Una noche, César hablaba de estrategia con sus generales en el palacio egipcio cuando llegó un guardia, para informar que un mercader griego se hallaba en la puerta con un enorme y valioso regalo para el jefe romano. César autorizó su ingreso y éste entro cargando un gran tapete enrollado sobre sus hombros, desató la cuerda y lo tendió dejando al descubierto a la joven Cleopatra, que se encontraba oculta y semidesnuda dentro de el. La vista de la hermosa y joven reina (para entonces tenía 21 años) deslumbró a todos, al aparecer ante ellos como en un sueño, ella se irguió ante el César como Venus emergiendo de las olas. Su intrepidez y teatralidad para esconderse y escabullirse dentro del puerto le asombro a tal grado que en ese mismo momento quedo prensado en el encanto. Según el autor romano Dión Casio, “Cleopatra estaba en la plenitud de su esplendor. Tenía una voz delicada que no podía menos que hechizar a quienes la escuchaban. El encanto de su persona y sus palabras era tal que atrajo a sus redes al más frío y determinado de los misóginos. César quedo hechizado tan pronto como la vio y ella abrió la boca para hablar”. Cleopatra se convirtió en su amante esa misma noche.
César, para ese entonces ya había tenido muchas amantes con las que se distraía de los rigores de sus campañas. Pero siempre se había librado rápido de ellas, para volver a lo que realmente lo hacía vibrar: la intriga política, los retos de la guerra y el teatro romano. Había visto a mujeres intentar de todo para mantenerlo cautivado. Pero nada lo preparó para Cleopatra. Una noche ella le dijo que juntos podían hacer resurgir la gloria de Alejandro Magno y gobernar al mundo como dioses. A la noche siguiente lo recibiría profusamente como la diosa Isis, rodeada de la opulencia de su corte. Cleopatra inició a César en los más exquisitos y profundos placeres, presentándose como la encarnación del exotismo egipcio. La vida de César con ella era un reto perenne, tan desafiante como la guerra; porque en cuanto creía tenerla segura, ella se distanciaba o enojaba, y él debía buscar el modo de recuperar su atención.

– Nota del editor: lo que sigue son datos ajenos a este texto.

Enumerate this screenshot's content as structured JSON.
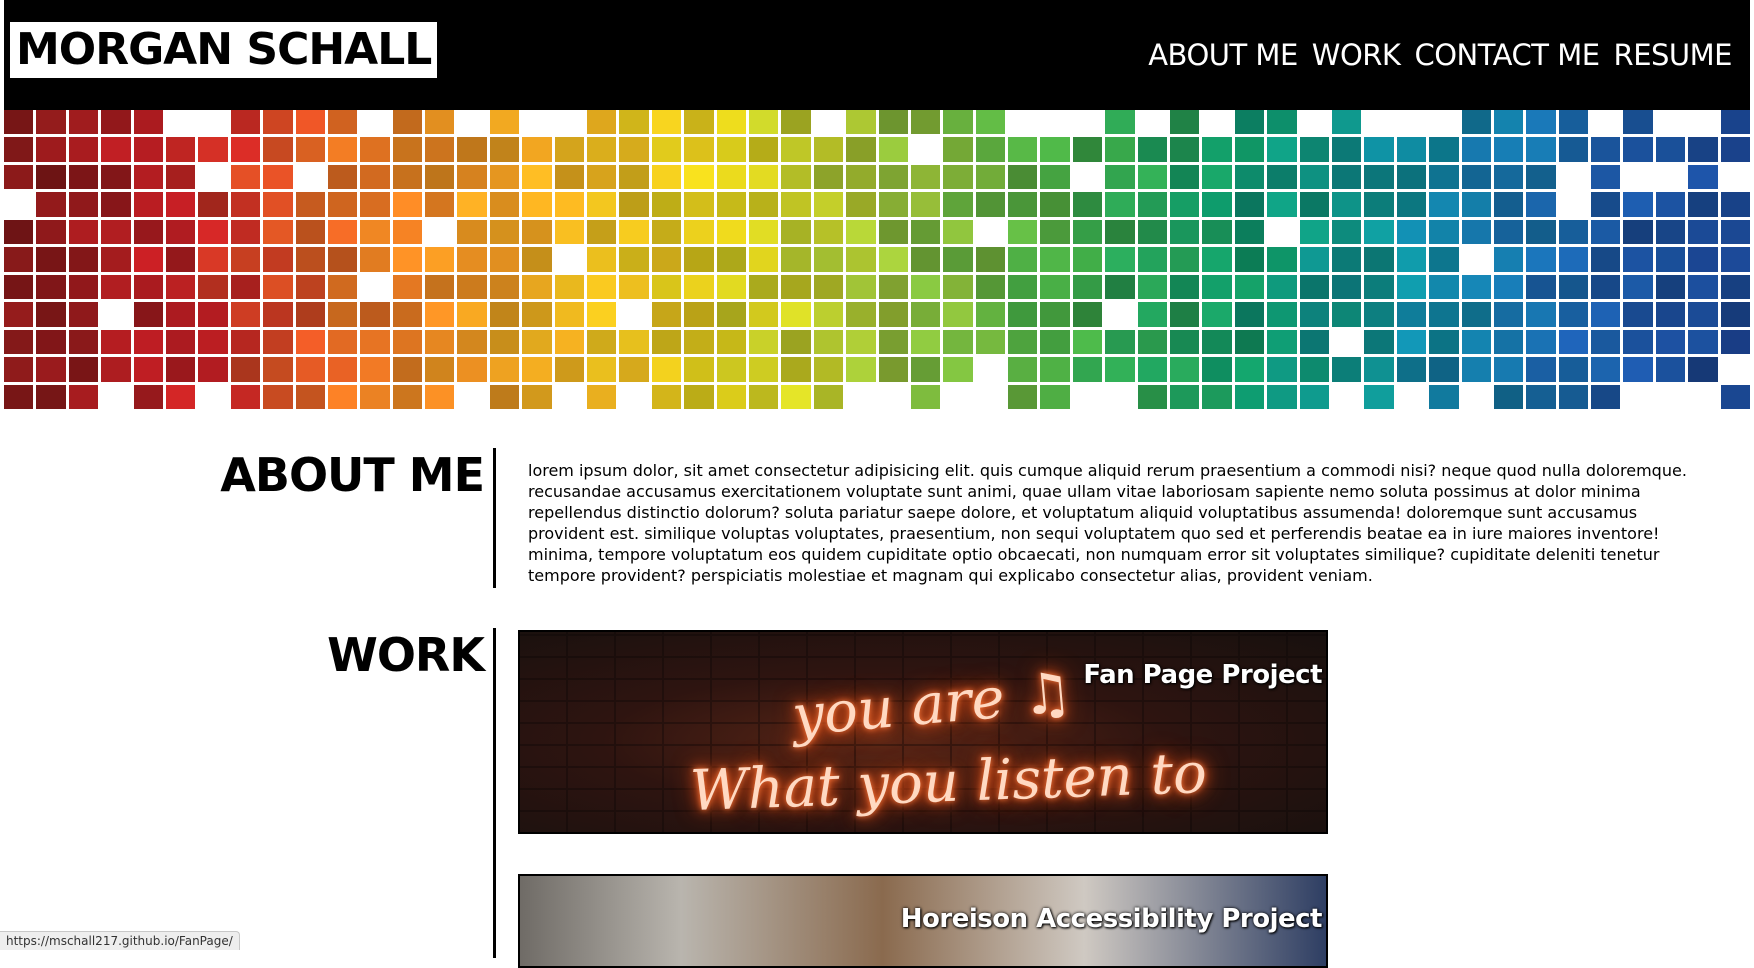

Transcurrieron semanas y César eliminó a todos los que le disputaban el amor de Cleopatara y halló excusas para quedarse en Egipto. Ella lo llevo a una suntuosa e histórica expedición por el Nilo. César fue uno de los primeros romanos en ver las pirámides y mientras prolongaba su estancia en Egipto, en su imperio estallaban toda clase de disturbios.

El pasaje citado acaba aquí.